"Die Alarmglocken dürften bei einigen Regionalzeitungs-Verlagen heute noch lauter schrillen als sonst", meldete meedia.de am 25. Juli. "Laut der neuesten Zahlen der ma Tageszeitungen verlor die große Mehrheit der regionalen Titel Leser, erschreckend viele sogar mehr als 10 % in nur einem Jahr."
Fast hatte man schon gedacht, jetzt sei es stiller geworden um die gedruckten Zeitungen. Jetzt stabilisieren sie sich wieder. Doch nichts dergleichen geschieht.

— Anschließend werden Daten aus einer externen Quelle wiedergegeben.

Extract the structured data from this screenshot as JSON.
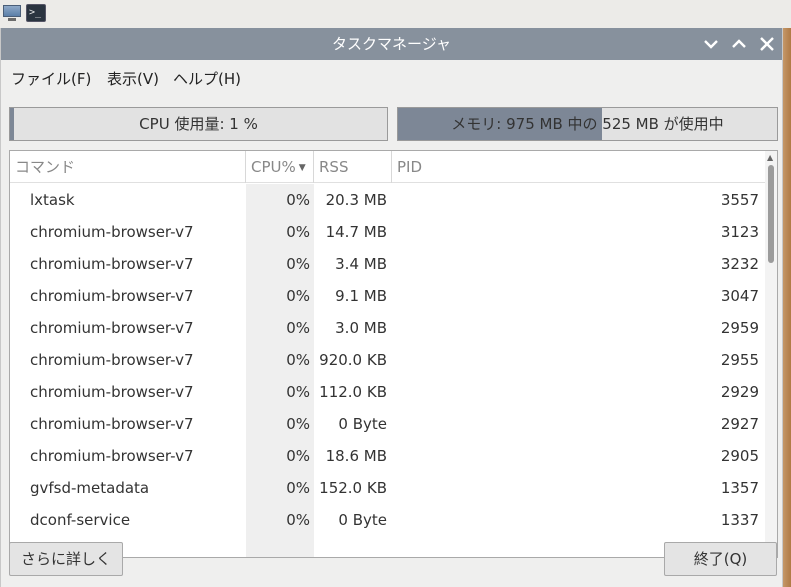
{
  "window": {
    "title": "タスクマネージャ"
  },
  "menu": {
    "file": "ファイル(F)",
    "view": "表示(V)",
    "help": "ヘルプ(H)"
  },
  "meters": {
    "cpu_label": "CPU 使用量: 1 %",
    "cpu_fraction": 0.01,
    "mem_label": "メモリ: 975 MB 中の 525 MB が使用中",
    "mem_fraction": 0.538
  },
  "table": {
    "headers": {
      "command": "コマンド",
      "cpu": "CPU%",
      "rss": "RSS",
      "pid": "PID"
    },
    "rows": [
      {
        "command": "lxtask",
        "cpu": "0%",
        "rss": "20.3 MB",
        "pid": "3557"
      },
      {
        "command": "chromium-browser-v7",
        "cpu": "0%",
        "rss": "14.7 MB",
        "pid": "3123"
      },
      {
        "command": "chromium-browser-v7",
        "cpu": "0%",
        "rss": "3.4 MB",
        "pid": "3232"
      },
      {
        "command": "chromium-browser-v7",
        "cpu": "0%",
        "rss": "9.1 MB",
        "pid": "3047"
      },
      {
        "command": "chromium-browser-v7",
        "cpu": "0%",
        "rss": "3.0 MB",
        "pid": "2959"
      },
      {
        "command": "chromium-browser-v7",
        "cpu": "0%",
        "rss": "920.0 KB",
        "pid": "2955"
      },
      {
        "command": "chromium-browser-v7",
        "cpu": "0%",
        "rss": "112.0 KB",
        "pid": "2929"
      },
      {
        "command": "chromium-browser-v7",
        "cpu": "0%",
        "rss": "0 Byte",
        "pid": "2927"
      },
      {
        "command": "chromium-browser-v7",
        "cpu": "0%",
        "rss": "18.6 MB",
        "pid": "2905"
      },
      {
        "command": "gvfsd-metadata",
        "cpu": "0%",
        "rss": "152.0 KB",
        "pid": "1357"
      },
      {
        "command": "dconf-service",
        "cpu": "0%",
        "rss": "0 Byte",
        "pid": "1337"
      }
    ]
  },
  "buttons": {
    "more": "さらに詳しく",
    "quit": "終了(Q)"
  },
  "icons": {
    "taskbar": [
      "monitor-icon",
      "terminal-icon"
    ],
    "terminal_glyph": ">_",
    "minimize": "chevron-down-icon",
    "maximize": "chevron-up-icon",
    "close": "close-icon"
  }
}
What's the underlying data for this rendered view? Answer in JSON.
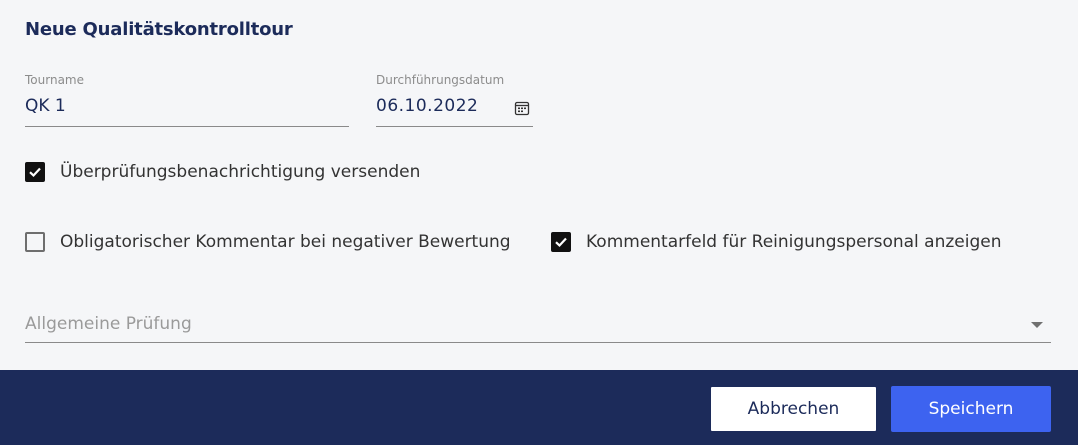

Nur einige überregionale Titel haben zugelegt. “Bild, Süddeutsche Zeitung und Die Welt (inklusive Welt kompakt) stemmten sich gegen den Trend und gewannen 1,4% bis 5,0% gegenüber der ma 2011 hinzu”, rechnet meedia vor. “Drastisch nach unten ging es hier hingegen vor allem für die Frankfurter Rundschau und die Financial Times Deutschland, die jeweils mehr als 10% ihrer Leser verloren, auch das Handelsblatt gehört zu den deutlichen Absteigern. Die Süddeutsche Zeitung baut ihren Vorsprung auf die anderen seriösen überregionalen Blätter dank des Wachstums weiter aus.”
Wirklich? Und wie sieht es bei den Regionalzeitungen aus?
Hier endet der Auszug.